As for Digg and reddit- many of you have startups and blogs that are floundering with minimal traffic and revenue.

Instead of complaining and being all up in arms, perhaps you should accept that Digg and reddit have been gamed by numerous entities for years, and learn how to game them for your own benefit. That doesn't mean spamming, it means giving your own quality content an extra push. Back when I did that sort of thing, I got dozens of stories to the Digg and reddit front pages. After receiving, synthetically, with many accounts and proxies, the first hundred or so votes needed to get to the front page, these stories went on to receive thousands of natural, real upvotes. So much for your "algorithms". If you can't beat them, join them.




Getting your friends to vote you up is one thing... getting a network of proxied spam bots to do so is another.

There's a fine line between "giving an extra push" and being downright unethical. I usually try to convince people (on twitter and irc and personally) to upvote my stories when I think they'll be of interest, but I would never actually contrive a script to do that for me.

I'll add that in my experience, the relatively small push of getting a few initial upvotes from friends, even on reddit, is usually enough to propel articles onto wherever they're destined to go. You don't need a 100 fake votes.

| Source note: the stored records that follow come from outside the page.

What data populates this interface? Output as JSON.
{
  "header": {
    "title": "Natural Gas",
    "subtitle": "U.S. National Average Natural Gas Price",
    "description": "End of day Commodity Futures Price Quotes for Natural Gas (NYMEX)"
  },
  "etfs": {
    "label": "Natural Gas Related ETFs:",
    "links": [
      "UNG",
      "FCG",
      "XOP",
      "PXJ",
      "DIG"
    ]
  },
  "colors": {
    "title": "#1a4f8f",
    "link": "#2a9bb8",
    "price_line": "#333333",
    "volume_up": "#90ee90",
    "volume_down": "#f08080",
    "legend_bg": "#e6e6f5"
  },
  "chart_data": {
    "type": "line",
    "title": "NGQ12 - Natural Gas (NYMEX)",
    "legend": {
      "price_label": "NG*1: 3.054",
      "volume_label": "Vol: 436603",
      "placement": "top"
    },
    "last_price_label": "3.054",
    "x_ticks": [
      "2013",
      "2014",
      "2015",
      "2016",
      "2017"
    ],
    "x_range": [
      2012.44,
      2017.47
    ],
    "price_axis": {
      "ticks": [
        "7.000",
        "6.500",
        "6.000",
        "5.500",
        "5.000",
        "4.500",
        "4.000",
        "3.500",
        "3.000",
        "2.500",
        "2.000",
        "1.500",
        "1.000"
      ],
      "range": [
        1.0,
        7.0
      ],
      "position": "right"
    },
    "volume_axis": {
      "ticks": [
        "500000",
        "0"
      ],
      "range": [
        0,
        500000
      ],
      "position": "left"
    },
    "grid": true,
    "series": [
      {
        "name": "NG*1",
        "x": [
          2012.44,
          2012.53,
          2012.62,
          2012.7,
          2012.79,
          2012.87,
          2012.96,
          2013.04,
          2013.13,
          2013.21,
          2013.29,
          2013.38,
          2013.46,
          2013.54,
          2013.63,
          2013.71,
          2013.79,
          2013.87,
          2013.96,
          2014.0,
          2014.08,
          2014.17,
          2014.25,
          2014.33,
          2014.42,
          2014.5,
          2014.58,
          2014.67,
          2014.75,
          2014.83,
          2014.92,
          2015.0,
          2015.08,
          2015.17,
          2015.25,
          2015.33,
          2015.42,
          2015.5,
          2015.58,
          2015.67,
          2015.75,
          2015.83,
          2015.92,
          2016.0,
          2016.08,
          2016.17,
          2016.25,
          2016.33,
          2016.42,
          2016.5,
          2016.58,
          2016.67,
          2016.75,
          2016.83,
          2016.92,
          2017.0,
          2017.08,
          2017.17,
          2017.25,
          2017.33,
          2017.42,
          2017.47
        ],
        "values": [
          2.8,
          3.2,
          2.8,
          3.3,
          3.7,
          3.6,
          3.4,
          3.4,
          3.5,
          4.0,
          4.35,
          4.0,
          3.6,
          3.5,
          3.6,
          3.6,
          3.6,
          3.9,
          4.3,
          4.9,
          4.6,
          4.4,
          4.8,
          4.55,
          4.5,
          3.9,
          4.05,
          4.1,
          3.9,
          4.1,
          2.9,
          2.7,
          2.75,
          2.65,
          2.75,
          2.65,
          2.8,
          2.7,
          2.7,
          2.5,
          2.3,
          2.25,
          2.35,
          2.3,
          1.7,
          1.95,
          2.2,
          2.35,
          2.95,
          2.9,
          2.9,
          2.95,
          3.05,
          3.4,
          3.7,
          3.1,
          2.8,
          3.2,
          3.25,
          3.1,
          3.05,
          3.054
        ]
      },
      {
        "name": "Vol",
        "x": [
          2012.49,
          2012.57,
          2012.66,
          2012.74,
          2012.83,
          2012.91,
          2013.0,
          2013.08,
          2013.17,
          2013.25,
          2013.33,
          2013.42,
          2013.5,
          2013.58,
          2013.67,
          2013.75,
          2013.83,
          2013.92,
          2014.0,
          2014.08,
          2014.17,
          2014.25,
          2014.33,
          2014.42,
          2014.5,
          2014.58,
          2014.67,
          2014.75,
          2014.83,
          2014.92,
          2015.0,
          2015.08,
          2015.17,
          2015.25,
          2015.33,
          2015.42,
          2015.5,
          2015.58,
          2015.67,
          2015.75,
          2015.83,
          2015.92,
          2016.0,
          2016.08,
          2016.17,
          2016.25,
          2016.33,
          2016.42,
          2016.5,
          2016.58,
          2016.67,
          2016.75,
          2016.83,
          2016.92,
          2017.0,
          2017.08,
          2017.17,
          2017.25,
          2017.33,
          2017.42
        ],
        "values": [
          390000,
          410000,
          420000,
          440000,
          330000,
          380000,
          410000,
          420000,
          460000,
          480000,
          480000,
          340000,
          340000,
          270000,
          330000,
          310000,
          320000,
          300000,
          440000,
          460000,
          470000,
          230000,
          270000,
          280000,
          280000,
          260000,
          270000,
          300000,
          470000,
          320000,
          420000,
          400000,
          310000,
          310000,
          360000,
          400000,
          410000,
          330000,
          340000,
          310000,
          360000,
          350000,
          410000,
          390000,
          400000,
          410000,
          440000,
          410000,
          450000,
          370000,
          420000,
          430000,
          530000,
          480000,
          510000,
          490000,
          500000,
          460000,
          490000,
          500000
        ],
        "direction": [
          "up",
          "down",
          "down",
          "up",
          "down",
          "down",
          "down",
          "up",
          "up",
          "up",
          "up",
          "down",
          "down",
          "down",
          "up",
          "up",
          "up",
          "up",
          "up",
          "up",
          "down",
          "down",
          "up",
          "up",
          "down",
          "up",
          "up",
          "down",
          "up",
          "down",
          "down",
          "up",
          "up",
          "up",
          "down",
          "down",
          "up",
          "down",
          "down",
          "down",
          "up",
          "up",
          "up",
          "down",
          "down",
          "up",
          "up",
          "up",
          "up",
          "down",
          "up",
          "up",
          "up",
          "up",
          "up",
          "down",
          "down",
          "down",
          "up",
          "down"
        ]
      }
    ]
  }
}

Is this a common occurrence here? I've heard of power users on digg doing this, but I'm slightly surprised its happening here.


If you're going to game a site, might as well make it a high traffic site- I'm sure Digg and reddit get the vast majority of the bots/fake users.

That said, I see no ethical distinction between asking your friends to vote for a story and asking a bunch of random people on the internet to vote for a story. Either way, you're stuffing the ballot box.

One only has to look at the myriad submissions by Alex Jones/truther "bots" on reddit to see that.


I think you can ethically ask your friends to vote up your stories, as long as they actually have accounts used for more than voting up your stories. It would be like asking your school friends to vote for you if you were running for a school office.

I'm just not sure how comfortable I am with users politicizing the voting process. At least spam and most fluff seems to be taken care of quickly, so it isn't really a problem.


It's not really unethical, but it is generally frowned upon to have your friends vote up stories. There is a slippery slope with asking your friends to vote up stories; that is basically how digg works.

http://news.ycombinator.com/item?id=196778


I'm sure I would not find out from a moderator, but the math for detecting voting rings sounds really interesting.


No... Ed W and I did an interview with Andrew Warner and Andrew seemed surprised that we basically had no method for getting stories to the front page. At the time of the interview I hadn't had a high point story for a month.

The powers that be are very good at what they do. They usually notice things that are out of the ordinary.


Actually the traffic here may not be really high, but it's exceptionally high-quality for the right products. Of course, the right products probably wouldn't need to purchase upvotes in the first place.

I'd be really curious to see what the quality is like for mediocre products.